How to prove that $(a^n)^m = a^{nm}$ for non-integer exponents?

Question

This is a question that has been twinging me for a while. I have been told that $\sqrt{a} = a^{1\over{2}}, a\in\mathbb{R_+}$ and ${1\over{a}} = a^{-a}, a\in\mathbb{R_*}$ were nothing more that notations, not actual properties, and that, therefore, it could not / did not have to be proved or demonstrated.

The point I don't understand is that this "notation" can be used to retrieve, for instance, the formula of the derivative and primitives of the functions $x \longrightarrow \sqrt{x}$ and $x \longrightarrow {1\over{x}}$, using the power rule (${d\over{dx}}\sqrt{a} = {1\over{2\sqrt{a}}} = {1\over{2}}a\uparrow{-1\over{2}}$)

So my questions are whether $\sqrt{a} = a^{1\over{2}}$ is a real, proven "property" ; and if so, how it can be proved.

Answer 1

This is a nice question.

1. $ a^n $ is defined recursively for $ n \in \mathbb{N} = \mathbb{Z}_{\geq 0} $ for $ a $ real (or complex), with $ a^0 = 1 $ serving as a "base case" for the recursion.
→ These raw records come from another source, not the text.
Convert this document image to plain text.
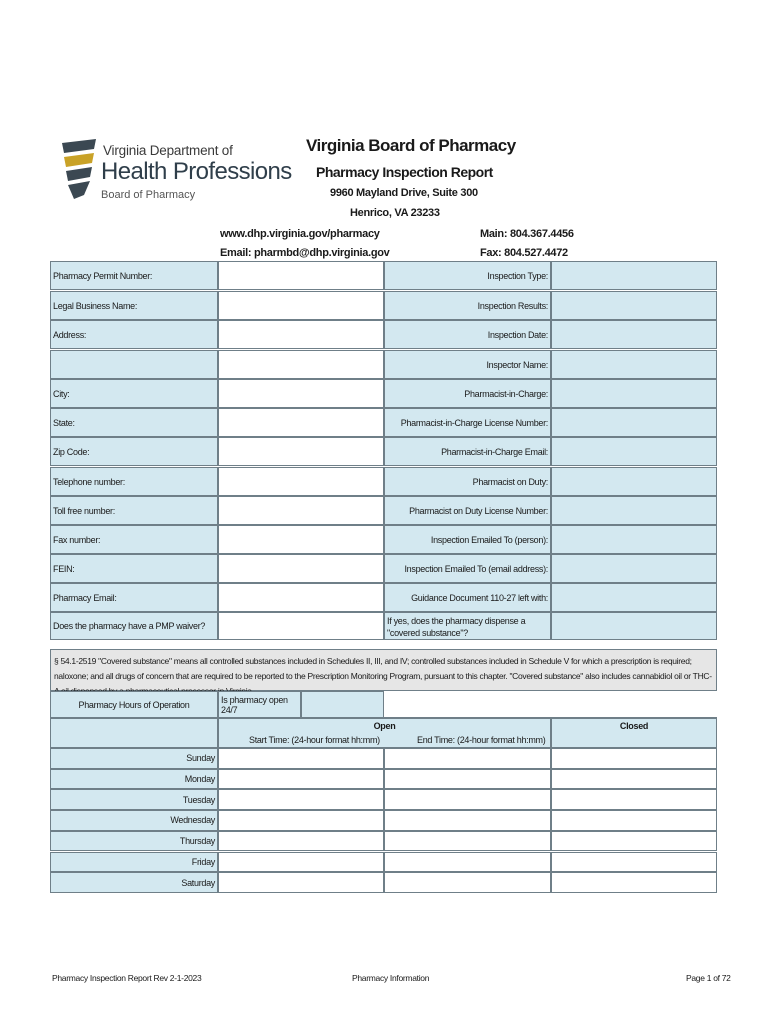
Virginia Department of
Health Professions
Board of Pharmacy
Virginia Board of Pharmacy
Pharmacy Inspection Report
9960 Mayland Drive, Suite 300
Henrico, VA 23233
www.dhp.virginia.gov/pharmacy
Email: pharmbd@dhp.virginia.gov
Main: 804.367.4456
Fax: 804.527.4472
Pharmacy Permit Number:	Inspection Type:
Legal Business Name:	Inspection Results:
Address:	Inspection Date:
Inspector Name:
City:	Pharmacist-in-Charge:
State:	Pharmacist-in-Charge License Number:
Zip Code:	Pharmacist-in-Charge Email:
Telephone number:	Pharmacist on Duty:
Toll free number:	Pharmacist on Duty License Number:
Fax number:	Inspection Emailed To (person):
FEIN:	Inspection Emailed To (email address):
Pharmacy Email:	Guidance Document 110-27 left with:
Does the pharmacy have a PMP waiver?	If yes, does the pharmacy dispense a "covered substance"?
§ 54.1-2519 "Covered substance" means all controlled substances included in Schedules II, III, and IV; controlled substances included in Schedule V for which a prescription is required; naloxone; and all drugs of concern that are required to be reported to the Prescription Monitoring Program, pursuant to this chapter. "Covered substance" also includes cannabidiol oil or THC-
Pharmacy Hours of Operation	Is pharmacy open 24/7
Open
Start Time: (24-hour format hh:mm)	End Time: (24-hour format hh:mm)
Closed
Sunday
Monday
Tuesday
Wednesday
Thursday
Friday
Saturday
Pharmacy Inspection Report Rev 2-1-2023	Pharmacy Information	Page 1 of 72
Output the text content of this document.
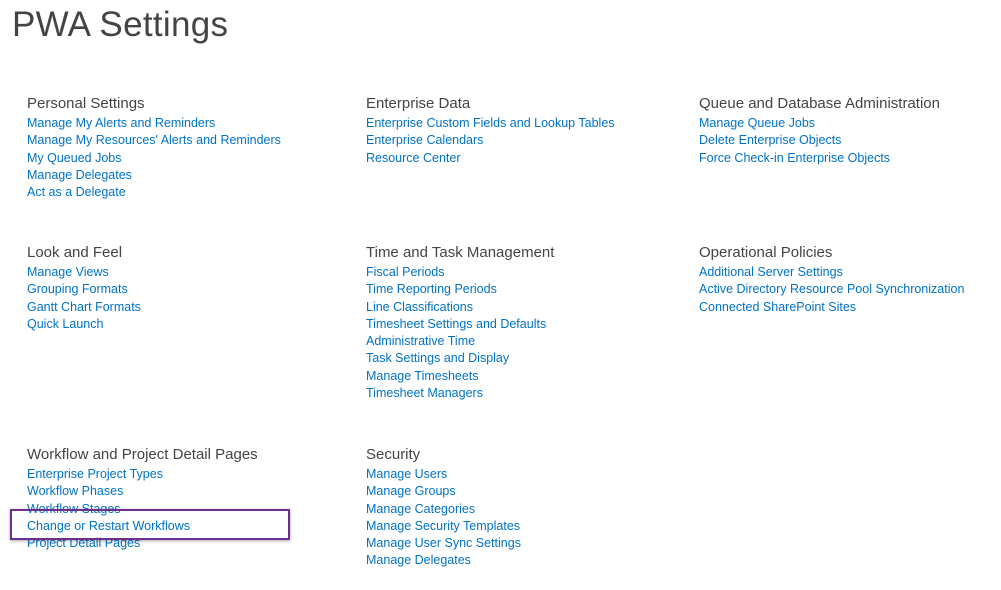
PWA Settings
Personal Settings
Manage My Alerts and Reminders
Manage My Resources' Alerts and Reminders
My Queued Jobs
Manage Delegates
Act as a Delegate
Enterprise Data
Enterprise Custom Fields and Lookup Tables
Enterprise Calendars
Resource Center
Queue and Database Administration
Manage Queue Jobs
Delete Enterprise Objects
Force Check-in Enterprise Objects
Look and Feel
Manage Views
Grouping Formats
Gantt Chart Formats
Quick Launch
Time and Task Management
Fiscal Periods
Time Reporting Periods
Line Classifications
Timesheet Settings and Defaults
Administrative Time
Task Settings and Display
Manage Timesheets
Timesheet Managers
Operational Policies
Additional Server Settings
Active Directory Resource Pool Synchronization
Connected SharePoint Sites
Workflow and Project Detail Pages
Enterprise Project Types
Workflow Phases
Workflow Stages
Change or Restart Workflows
Project Detail Pages
Security
Manage Users
Manage Groups
Manage Categories
Manage Security Templates
Manage User Sync Settings
Manage Delegates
2. If we wish for exponentiation to be have the property $ a^{n+m} = a^na^m $ we are forced to define $ a^{-n} = 1/a^n $. (Indeed let $ m = -n $.) Here we are letting the desired properties drive a definition. We are defining exponentiation for negative whole numbers so that exponentiation has some desirable properties.

After this point, there are two conceptually different ways we can go.

3. [first way] Since $ \sqrt{a} \cdot \sqrt{a} = a $, it is consistent with the above exponentiation rules for non-negative real $ a $ to define $ \sqrt{a} = a^{1/2} $. Similar reasoning forces us to define $ a ^ {p/q} $ = $\sqrt[q]{a^p} $ if we want exponentiation to continue to have the property $ a^{r + s} = a^r a^s $ for rational $ r $ and $ s $.

4. [first way] Now that we have been essentially forced in how we define exponentiation for nonnegative real base $ a $ and exponent $ p/q $, we fill in the gaps for irrational real exponents $ t $ by insisting that $ a^t $ be a continuous function of $ t $. This is the first time where we assert a new property we want exponentiation to have: we want it to be continuous. Note that we are invoking the completeness of the reals to assert that $ p^{\mathrm{th}} $ roots exist.

There is another way to go about defining exponentiation beyond the integers. Note that it relies on the fact that we've already defined it for the integers, so that we can define an infinite series

3. [second way] Define the exponentiation function $$ e^x = \sum_{n=0}^{\infty}{\frac{x^n}{n!}} $$ It satisfies $ e^0 = 1 $. After some work, one can verify that it also happens to satisfy $ e^{x+y} = e^{x}e^{y} $ (!). Let $ \log(x) $ denote its inverse. We then define $$ a^r = e^{r \log(a)} $$ and we have arrived immediately at exponentiation for all real exponents and non-negative base $ a $. If you're willing to do the work, you can verify that it satisfies all the properties of exponents you've been taught.

Addendum (edit): You also asked about the rules of differential calculus. You can prove them directly by implicit differentiation. For example, if $ y = \sqrt{x} $ then $ y^2 = x $. Differentiating both sides, we find that $ 2 y y' = 1 $, hence $ y' = 1 / (2y) = 1 / (2\sqrt{x}) $. So you do not need the fractional exponent notation to prove facts about derivatives of root expreessions $ \sqrt[q]{x^p} $. They can be proven directly by implicit differentiation by writing $ y = \sqrt[q]{x^p} $ and then rewriting $ y^q = x^p $ and implicitly differentiating. If your calculus teacher failed to mention this, they did you a great disservice.